Кыштымцы как одеваются? Попросту. Шаровары, рубаха навыпуск, чаще с косым глухим воротником. По весне и осени тужурку на вате, зимой полушубок или борчатка. На ногах сапоги, а зимой валенки, пимы по-здешнему. Растопчет кыштымец новые валенки, а потом и подошьет их — новые подошвы сделает. Вот тебе и пимы — и тепло, и износу нет. В последнее время молодежь стала носить боты.

Ерошкин, когда вернулся из Петербурга, переоделся на кыштымский лад и ничем не отличался от других. Разве что тростью. Зачем она ему — никто не знал. Дивились поначалу. Идет в борчатке, в пимах, а в руке трость, изящная такая, с замысловатой резьбой по стану. Дед Микита с клюшкой, так тут все ясно. Старость к земле клонит. Но зачем Ерошкину трость? Ко всему люди привыкают, привыкли и к причуде сына лавочника.

А после революции Аркадий Михайлович вдруг изменился. Забросил борчатку, спрятал пимы и шапку из зайца русака. Вырядился в новое из черного драпа пальто с каракулевым воротником, в шапку-лодочку, тоже из каракуля, и боты. От прежнего Ерошкина осталась одна тросточка. Оделся как Швейкин. Только Борис Евгеньевич носил свою одежду по-будничному, а Ерошкин — франтовато.

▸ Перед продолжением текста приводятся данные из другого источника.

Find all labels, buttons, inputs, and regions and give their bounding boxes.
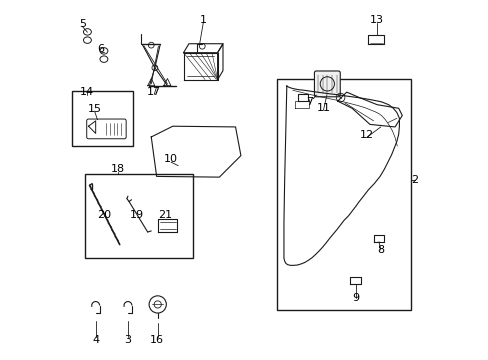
Text: 18: 18: [111, 164, 125, 174]
Bar: [72, 91, 133, 146]
Text: 21: 21: [158, 210, 172, 220]
Text: 16: 16: [149, 334, 163, 345]
Text: 14: 14: [80, 87, 94, 97]
Text: 20: 20: [98, 210, 111, 220]
Text: 15: 15: [87, 104, 102, 114]
Text: 5: 5: [79, 19, 86, 29]
Text: 7: 7: [305, 97, 313, 107]
FancyBboxPatch shape: [314, 71, 340, 97]
Text: 11: 11: [316, 103, 330, 113]
Text: 10: 10: [163, 154, 178, 164]
Text: 17: 17: [147, 87, 161, 97]
Text: 4: 4: [92, 334, 99, 345]
Bar: [85, 174, 192, 258]
Text: 2: 2: [410, 175, 418, 185]
Text: 6: 6: [98, 44, 104, 54]
Text: 3: 3: [124, 334, 131, 345]
Text: 19: 19: [130, 210, 143, 220]
FancyBboxPatch shape: [86, 119, 126, 139]
Text: 1: 1: [200, 15, 206, 26]
Text: 8: 8: [376, 245, 384, 255]
Text: 13: 13: [369, 15, 384, 26]
Text: 9: 9: [351, 293, 359, 303]
Bar: [276, 79, 410, 310]
Text: 12: 12: [359, 130, 373, 140]
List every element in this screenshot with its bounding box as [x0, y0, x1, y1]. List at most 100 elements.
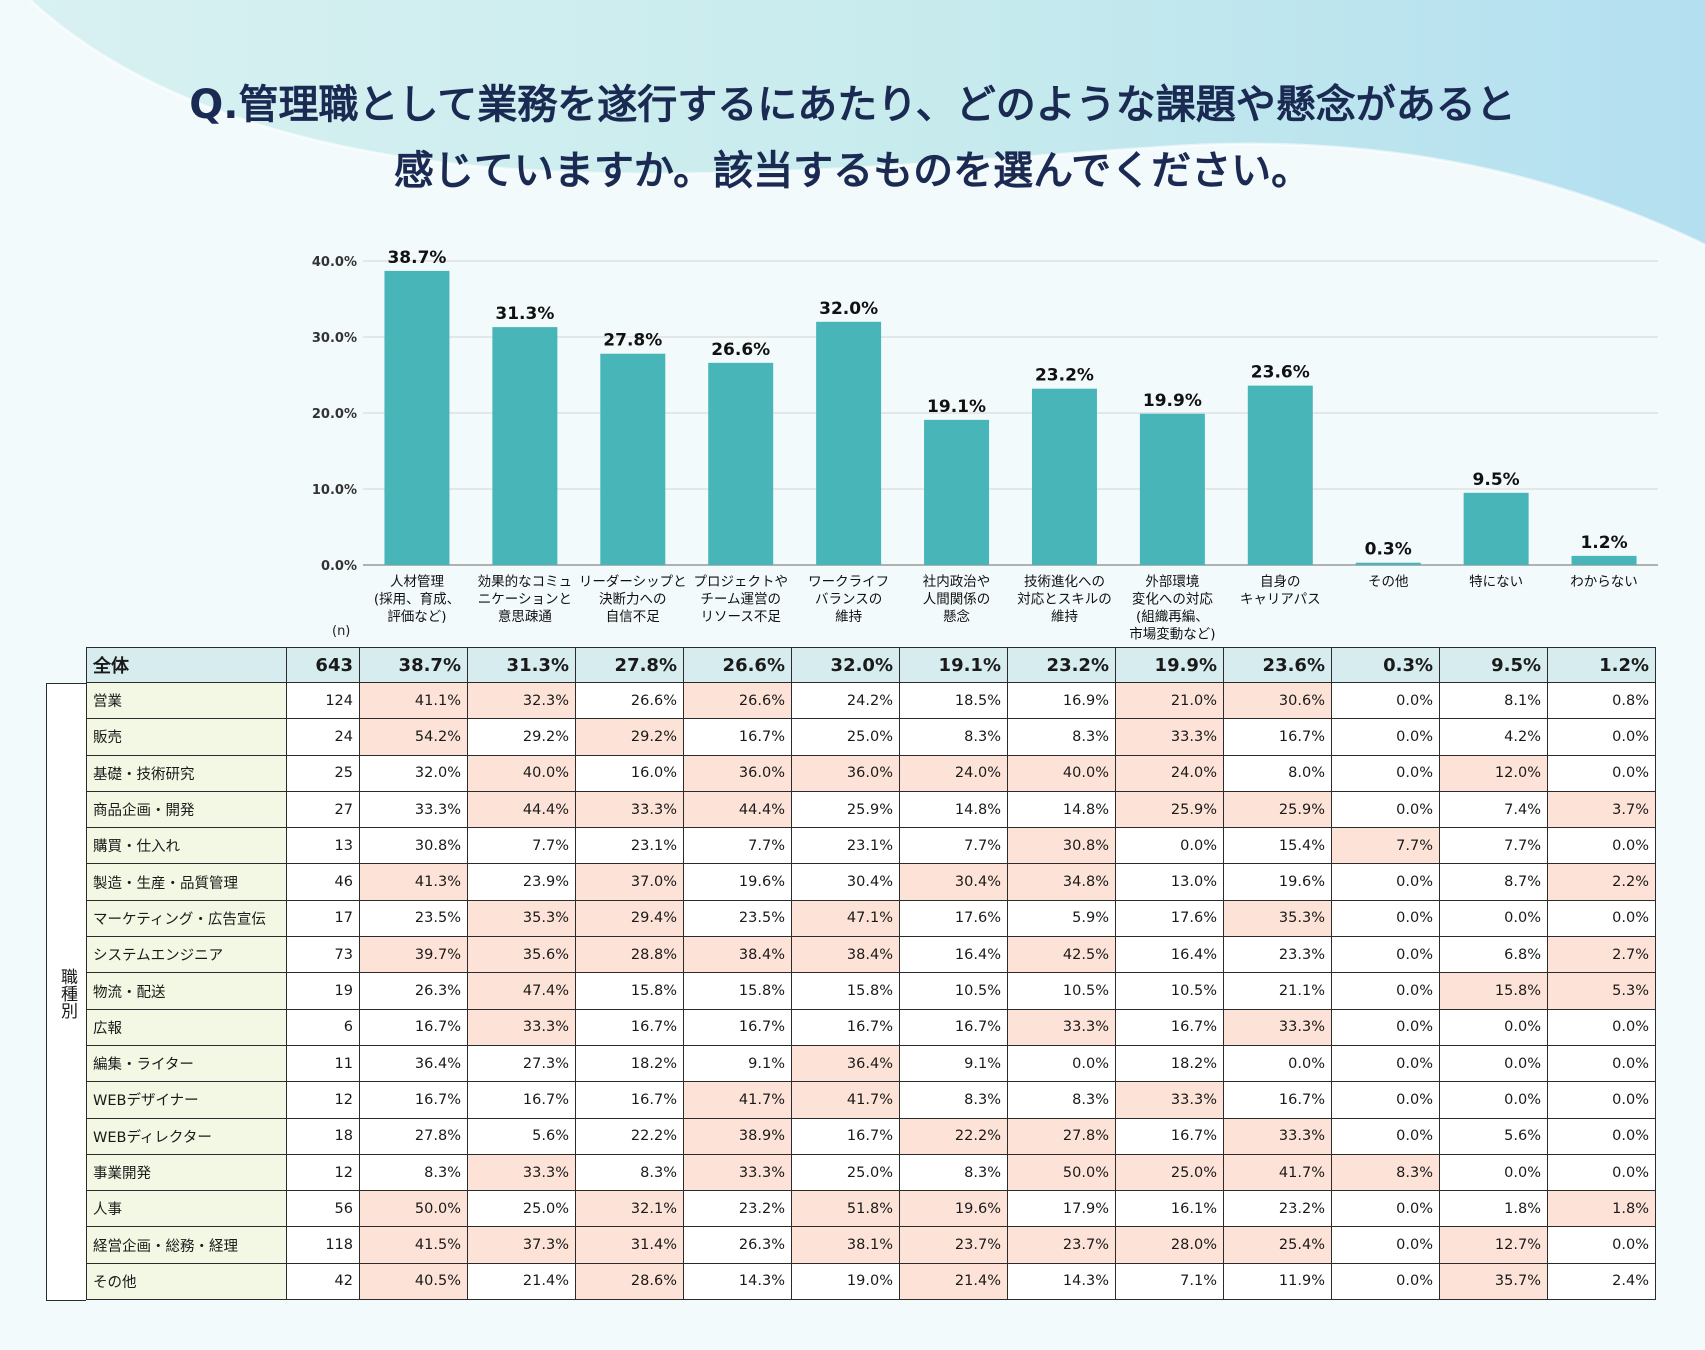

А когда избирали Центральный деловой совет, то вдруг выяснилось, что Ерошкин принадлежит к партии левых эсеров. Так он и прошел в деловой совет. И еще был он председателем союза служащих. А союз этот имел в округе определенный вес. Деньжата водились. Откуда? Конечно, поступали взносы от служащих, но крохи же! Злые языки плели, будто союз получил крупный куш от акционерного общества, именно в тот момент, когда вышел декрет о национализации, а главная контора округа была ликвидирована. Поэтому кому, как не бывшему управителю Верхнего завода господину Ордынскому было знать, откуда появились у союза деньги, сам, наверно, посредничал в свое время. Чему же удивляться, если он однажды утром деликатно постучался в комнату Ерошкина.

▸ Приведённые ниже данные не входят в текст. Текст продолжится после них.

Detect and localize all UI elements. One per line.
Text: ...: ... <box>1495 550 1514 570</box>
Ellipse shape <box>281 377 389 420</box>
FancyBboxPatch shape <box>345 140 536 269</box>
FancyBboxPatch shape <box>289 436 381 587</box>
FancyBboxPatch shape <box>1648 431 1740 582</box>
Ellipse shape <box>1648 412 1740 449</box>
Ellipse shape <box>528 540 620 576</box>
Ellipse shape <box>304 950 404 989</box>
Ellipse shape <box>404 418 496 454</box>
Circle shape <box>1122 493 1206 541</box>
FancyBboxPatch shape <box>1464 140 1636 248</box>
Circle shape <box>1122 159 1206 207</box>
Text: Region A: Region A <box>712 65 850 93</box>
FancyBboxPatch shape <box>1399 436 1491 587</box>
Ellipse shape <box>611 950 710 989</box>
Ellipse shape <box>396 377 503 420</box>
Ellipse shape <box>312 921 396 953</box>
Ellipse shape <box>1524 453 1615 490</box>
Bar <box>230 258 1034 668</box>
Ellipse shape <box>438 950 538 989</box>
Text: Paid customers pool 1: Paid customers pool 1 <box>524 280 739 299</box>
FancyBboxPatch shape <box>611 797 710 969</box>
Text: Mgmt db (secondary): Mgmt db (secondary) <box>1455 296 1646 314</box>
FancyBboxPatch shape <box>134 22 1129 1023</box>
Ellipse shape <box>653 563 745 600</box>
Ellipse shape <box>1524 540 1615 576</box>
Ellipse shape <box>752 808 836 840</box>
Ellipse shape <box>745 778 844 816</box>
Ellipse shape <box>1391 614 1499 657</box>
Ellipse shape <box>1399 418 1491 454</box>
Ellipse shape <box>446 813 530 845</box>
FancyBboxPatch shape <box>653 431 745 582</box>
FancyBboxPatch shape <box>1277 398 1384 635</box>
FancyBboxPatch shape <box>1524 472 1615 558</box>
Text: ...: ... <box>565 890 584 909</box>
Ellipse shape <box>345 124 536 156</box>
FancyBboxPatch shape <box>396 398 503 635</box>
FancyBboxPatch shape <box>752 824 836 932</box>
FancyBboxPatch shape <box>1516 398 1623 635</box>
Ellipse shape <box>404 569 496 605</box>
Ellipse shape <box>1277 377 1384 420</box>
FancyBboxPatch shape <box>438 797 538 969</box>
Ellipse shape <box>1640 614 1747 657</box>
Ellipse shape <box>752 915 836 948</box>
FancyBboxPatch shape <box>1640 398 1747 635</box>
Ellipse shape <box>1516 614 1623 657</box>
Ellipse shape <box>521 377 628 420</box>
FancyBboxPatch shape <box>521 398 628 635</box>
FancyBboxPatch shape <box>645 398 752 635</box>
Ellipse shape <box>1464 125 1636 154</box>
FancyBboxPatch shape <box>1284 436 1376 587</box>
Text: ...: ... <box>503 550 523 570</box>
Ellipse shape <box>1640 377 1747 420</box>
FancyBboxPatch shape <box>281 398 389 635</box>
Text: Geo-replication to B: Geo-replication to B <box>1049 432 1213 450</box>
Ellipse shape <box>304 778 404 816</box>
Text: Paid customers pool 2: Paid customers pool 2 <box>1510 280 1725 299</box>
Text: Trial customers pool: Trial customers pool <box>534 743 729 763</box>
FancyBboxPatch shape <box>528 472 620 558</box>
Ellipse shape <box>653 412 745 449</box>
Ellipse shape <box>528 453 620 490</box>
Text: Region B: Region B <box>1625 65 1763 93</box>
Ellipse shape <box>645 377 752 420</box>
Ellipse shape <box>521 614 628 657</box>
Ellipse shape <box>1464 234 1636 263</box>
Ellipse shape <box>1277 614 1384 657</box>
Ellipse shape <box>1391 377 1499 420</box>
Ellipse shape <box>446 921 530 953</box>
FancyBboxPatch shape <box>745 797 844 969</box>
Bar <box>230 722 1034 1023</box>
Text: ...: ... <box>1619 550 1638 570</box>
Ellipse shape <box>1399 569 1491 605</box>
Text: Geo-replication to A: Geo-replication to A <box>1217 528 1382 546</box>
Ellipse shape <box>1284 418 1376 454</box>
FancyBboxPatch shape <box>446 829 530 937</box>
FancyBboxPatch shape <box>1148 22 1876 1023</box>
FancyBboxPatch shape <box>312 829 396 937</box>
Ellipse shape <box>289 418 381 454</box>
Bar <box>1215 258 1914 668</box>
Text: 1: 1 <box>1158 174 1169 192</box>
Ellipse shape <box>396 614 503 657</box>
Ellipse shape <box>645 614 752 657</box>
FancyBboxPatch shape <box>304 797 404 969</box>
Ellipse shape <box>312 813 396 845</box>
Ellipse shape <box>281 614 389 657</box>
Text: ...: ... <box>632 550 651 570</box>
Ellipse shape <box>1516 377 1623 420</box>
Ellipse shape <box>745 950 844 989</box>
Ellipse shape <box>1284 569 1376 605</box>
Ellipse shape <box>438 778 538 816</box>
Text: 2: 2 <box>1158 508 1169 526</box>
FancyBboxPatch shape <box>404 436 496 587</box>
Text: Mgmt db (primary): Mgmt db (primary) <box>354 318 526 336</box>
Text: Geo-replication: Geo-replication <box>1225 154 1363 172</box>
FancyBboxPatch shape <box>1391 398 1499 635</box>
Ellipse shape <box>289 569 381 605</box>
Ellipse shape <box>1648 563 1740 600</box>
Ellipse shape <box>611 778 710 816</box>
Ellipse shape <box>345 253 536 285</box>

Делами Аркадий Михайлович обременен не был, на досуге читал книги, особенно любил про сыщиков — Шерлока Холмса и Ната Пинкертона. Книгу прятал в ящик стола. Оставался один, открывал ящик и читал. На столе лежали всякие деловые бумаги, в чернильнице торчит деревянная ручка. Заслышав в коридоре шаги, Аркадий Михайлович задвигал ящик и принимался с озабоченным видом перебирать бумаги. Так было и сейчас, когда постучал Ордынский.